Mishra sees his work as more than a job: he believes he has a duty to convey beauty, translate its inspiration, and ultimately share his vision. “It’s what I do and I’m fully hands-on about it. If I can successfully convince those who haven’t seen its beauty [that it’s beautiful],” the designer says, referring to that same flower, “then they’ll feel inspired and contribute better. And everybody—from the craftsmen to the office boy—contributes and gives feedback.”
Tatler spoke to the designer by video call at his home in New Delhi after a hugely successful Paris Couture Week in January, where he debuted his spring-summer 2023 collection, Cosmos. A busy few months dressing celebrities for major events followed, and when we spoke, he was about to start work on his fall-winter 2023 couture collection entitled, We the People.
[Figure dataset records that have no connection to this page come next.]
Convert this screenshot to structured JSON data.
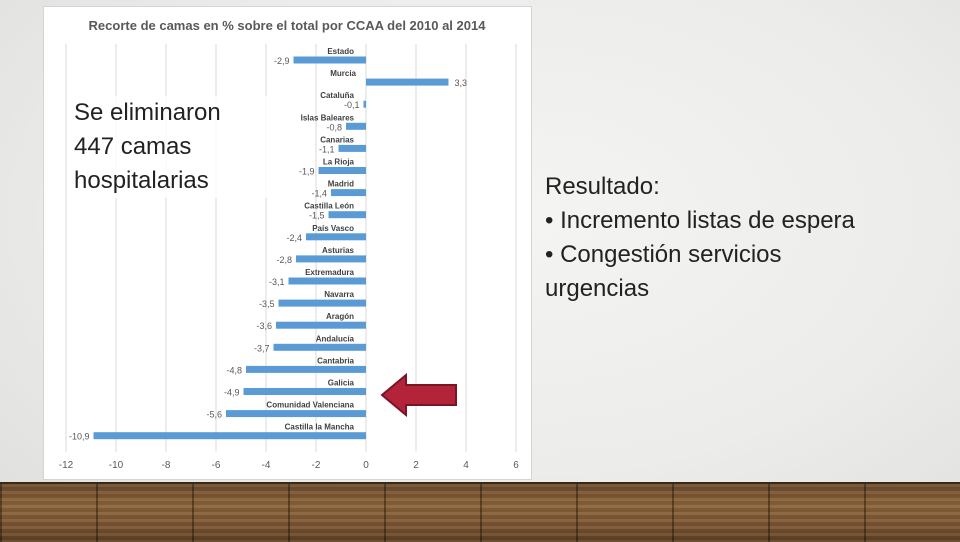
{
  "chart_data": {
    "type": "bar",
    "orientation": "horizontal",
    "title": "Recorte de camas en % sobre el total por CCAA del 2010 al 2014",
    "categories": [
      "Estado",
      "Murcia",
      "Cataluña",
      "Islas Baleares",
      "Canarias",
      "La Rioja",
      "Madrid",
      "Castilla León",
      "País Vasco",
      "Asturias",
      "Extremadura",
      "Navarra",
      "Aragón",
      "Andalucía",
      "Cantabria",
      "Galicia",
      "Comunidad Valenciana",
      "Castilla la Mancha"
    ],
    "values": [
      -2.9,
      3.3,
      -0.1,
      -0.8,
      -1.1,
      -1.9,
      -1.4,
      -1.5,
      -2.4,
      -2.8,
      -3.1,
      -3.5,
      -3.6,
      -3.7,
      -4.8,
      -4.9,
      -5.6,
      -10.9
    ],
    "value_labels": [
      "-2,9",
      "3,3",
      "-0,1",
      "-0,8",
      "-1,1",
      "-1,9",
      "-1,4",
      "-1,5",
      "-2,4",
      "-2,8",
      "-3,1",
      "-3,5",
      "-3,6",
      "-3,7",
      "-4,8",
      "-4,9",
      "-5,6",
      "-10,9"
    ],
    "xlim": [
      -12,
      6
    ],
    "xticks": [
      "-12",
      "-10",
      "-8",
      "-6",
      "-4",
      "-2",
      "0",
      "2",
      "4",
      "6"
    ],
    "xlabel": "",
    "ylabel": "",
    "grid": "vertical",
    "bar_color": "#5b9bd5"
  },
  "left_note": {
    "line1": "Se eliminaron",
    "line2": "447 camas",
    "line3": "hospitalarias"
  },
  "right_note": {
    "heading": "Resultado:",
    "item1": "• Incremento listas de espera",
    "item2": "• Congestión servicios",
    "item3": "urgencias"
  },
  "highlight": {
    "target_category": "Galicia",
    "arrow_color": "#b3233a"
  }
}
In 2020, Mishra became the first Indian designer to show at Paris Couture Week. His couture collections since then have wowed both fashion insiders and the general public; in particular his fall 2022 collection, Tree of Life, and the recent Cosmos. He doesn’t take these opportunities for granted and does everything in his power to make the most of the time he has to mesmerise his audiences. “When you showcase something for ten minutes, those are your ten minutes, and you want people to forget about everything, appreciate what you do, and get lost in your work.” He likens the experience of viewing a fashion show at Paris Couture Week to “worshipping at the temple of couture”; he frequently makes similar spiritual allusions in describing his creative approach.
The designer has certainly been making a mark more strongly in recent years: notable examples of this recognition include American actor Zendaya wearing a midnight blue sari at the opening of the Nita Mukesh Ambani Cultural Centre (NMACC) in April in Mumbai; Bjork’s voluminous stage costume for her Australian concert in March this year; and the dramatic black and gold piece donned by Michelle Yeoh on Vogue China’s October 2022 cover. In 2021, his couture pieces appeared on more than 20 magazine covers in mainland China alone.
His surreal, otherworldly, tactile creations, which “are made with a lot of love and soul”, are imbued with a dreamy quality. Their visual impact elicits wonder and awe, and reflects the power of the collaboration needed to realise Mishra’s vision. For the designer, it’s all about visualising dreams. “You dream, you think about the concept that’s very close to your heart, you then spread this message and eventually everyone starts believing it and comes together to create it. The embroiderer, the tailor, everyone should be a part of it—it’s a collective dream.”